In the following class, this experiment generated no additions to the model but a mother lode of perplexity.  It also resulted in demands for a standardized way of recording diagrams [Oh OK, since you insist…], and questions about what happens when you hook up components “side-by-side” instead of “one after the other.”  And we’re off to the races again.

Speaking of standards for record-keeping…

It was really difficult to find the info for this blog post, because my record-keeping system last year was not designed to answer the question “how did questions arise.”  It was intended to answer the question, “Oh God, what the heck am I doing?”
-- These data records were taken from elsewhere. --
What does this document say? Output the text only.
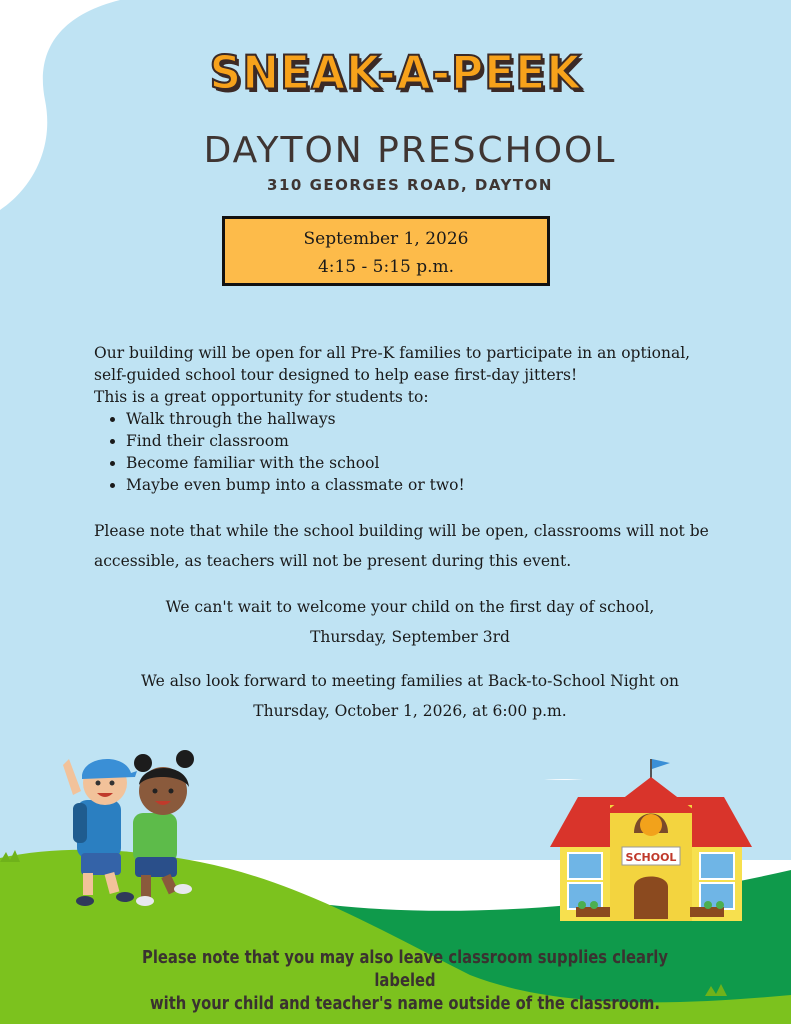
SNEAK-A-PEEK
DAYTON PRESCHOOL
310 GEORGES ROAD, DAYTON
September 1, 2026
4:15 - 5:15 p.m.

Our building will be open for all Pre-K families to participate in an optional,

self-guided school tour designed to help ease first-day jitters!

This is a great opportunity for students to:

• Walk through the hallways
• Find their classroom
• Become familiar with the school
• Maybe even bump into a classmate or two!
Please note that while the school building will be open, classrooms will not be
accessible, as teachers will not be present during this event.
We can't wait to welcome your child on the first day of school,
Thursday, September 3rd
We also look forward to meeting families at Back-to-School Night on
Thursday, October 1, 2026, at 6:00 p.m.
SCHOOL
Please note that you may also leave classroom supplies clearly labeled
with your child and teacher's name outside of the classroom.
Some changes that will help:

  • Using Jason Buell’s framework to keep whiteboards organized in Claim/Evidence/Reasoning style
  • In the PDF record of students’ measurements, including a shot of the front-of-class whiteboard where I recorded the agenda
  • Giving meaningful names to those PDF files.  “20110928 lab data” is not cutting it.
  • During class discussion, recording new questions next to the idea we were discussing when the question came up.  Similarly, on the mind-map, attaching new questions to the ideas/discussions that generated them..
  • Keeping electronic records of the analysis whiteboards (step 9 above), not just the raw data.  Maybe distribute these to students as well, to have a record for their notes when we inevitably have to revisit old ideas and re-evaluate them in light of new evidence.